Hamza has graced the dancefloor each week and judges have noted his impressive hip movement.
“Each week is a new dance,” he remarked. “And it feels like you’re back at square one again.
“You’re learning a different hold or a different feeling and for some of it, you kind of have to act the dances.
“So confidence, for me… I’m certainly out of my comfort zone.
“If you put me in front of a lion charging me with a camera I’m like, ‘Cool.’
“I know what that’s going to do and I am confident with that, whereas here I’m in clothes that I would never normally wear, I’m doing stuff that I wouldn’t normally do.

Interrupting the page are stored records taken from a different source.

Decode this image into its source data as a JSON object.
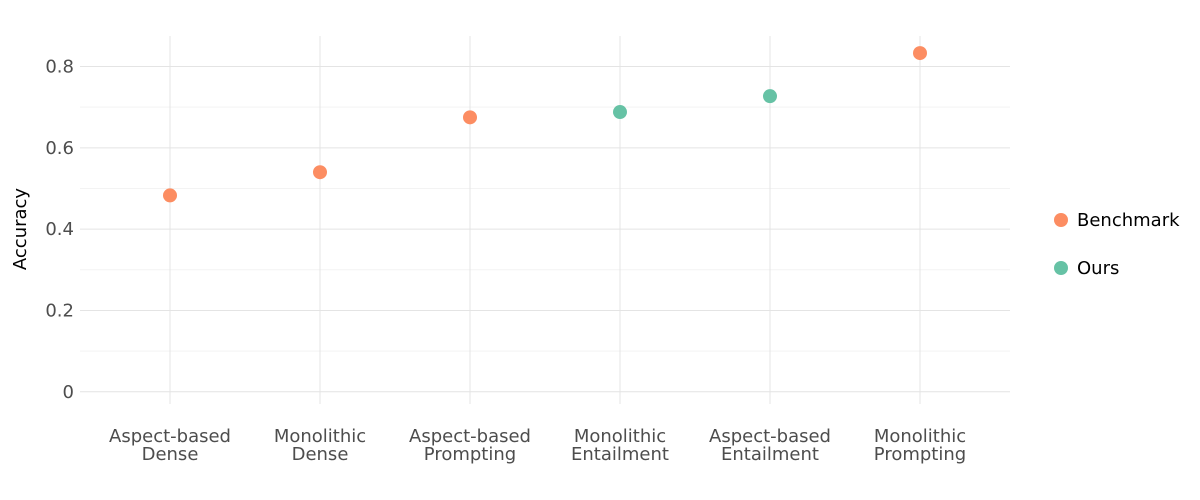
{
  "chart_data": {
    "type": "scatter",
    "title": "",
    "xlabel": "",
    "ylabel": "Accuracy",
    "categories": [
      [
        "Aspect-based",
        "Dense"
      ],
      [
        "Monolithic",
        "Dense"
      ],
      [
        "Aspect-based",
        "Prompting"
      ],
      [
        "Monolithic",
        "Entailment"
      ],
      [
        "Aspect-based",
        "Entailment"
      ],
      [
        "Monolithic",
        "Prompting"
      ]
    ],
    "points": [
      {
        "category_index": 0,
        "y": 0.483,
        "group": "Benchmark"
      },
      {
        "category_index": 1,
        "y": 0.54,
        "group": "Benchmark"
      },
      {
        "category_index": 2,
        "y": 0.675,
        "group": "Benchmark"
      },
      {
        "category_index": 3,
        "y": 0.688,
        "group": "Ours"
      },
      {
        "category_index": 4,
        "y": 0.727,
        "group": "Ours"
      },
      {
        "category_index": 5,
        "y": 0.833,
        "group": "Benchmark"
      }
    ],
    "ylim": [
      -0.03,
      0.875
    ],
    "yticks": [
      0,
      0.2,
      0.4,
      0.6,
      0.8
    ],
    "ytick_labels": [
      "0",
      "0.2",
      "0.4",
      "0.6",
      "0.8"
    ],
    "grid": true,
    "legend_position": "right",
    "legend": [
      {
        "name": "Benchmark",
        "color": "#fc8d62"
      },
      {
        "name": "Ours",
        "color": "#66c2a5"
      }
    ]
  }
}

“And I don’t hear the music, believe it or not, I actually feel the music.”
Addressing a condition which has actually aided him to perfect the skill, he added: “So for me, confidence is a tough thing, but I feel that my dyslexia helps me out with my dancing.”
While discussing how Jowita pushes Hamza to consistently improve, the dancer admitted: “I think sometimes while doing the routines I’d think maybe it’s too much… maybe I crossed a line.
“Then I’m like, ‘No,’ and on Monday morning I show him the steps and he always knows what’s going to happen and I’m like, ‘You’ll be fine,’ and of course he is fine!”
Turning to Hamza, the Polish ballroom dancer added: “I think you’re capable of doing anything.
“And I think that the more that I’ve seen him, the more I’m like he’s going to go for it.”
She later confessed: “I don’t play it safe.”
Paying tribute to his partner, Hamza described what it would mean to win.
Sounding emotional, he declared: “For me, it’s sharing the stage with this amazing woman.
“Knowing what she has been through and what I have been through in my lifetime…
“It would be a dream come true, an absolute dream come true.
“It would be the icing on the cake. It would be Christmas, Easter…
“I can’t give her anything in life that she can’t get herself, the only thing I can do is my best on the dancefloor.”
Strictly Come Dancing continues for the final on Saturday at 7.05pm on BBC One.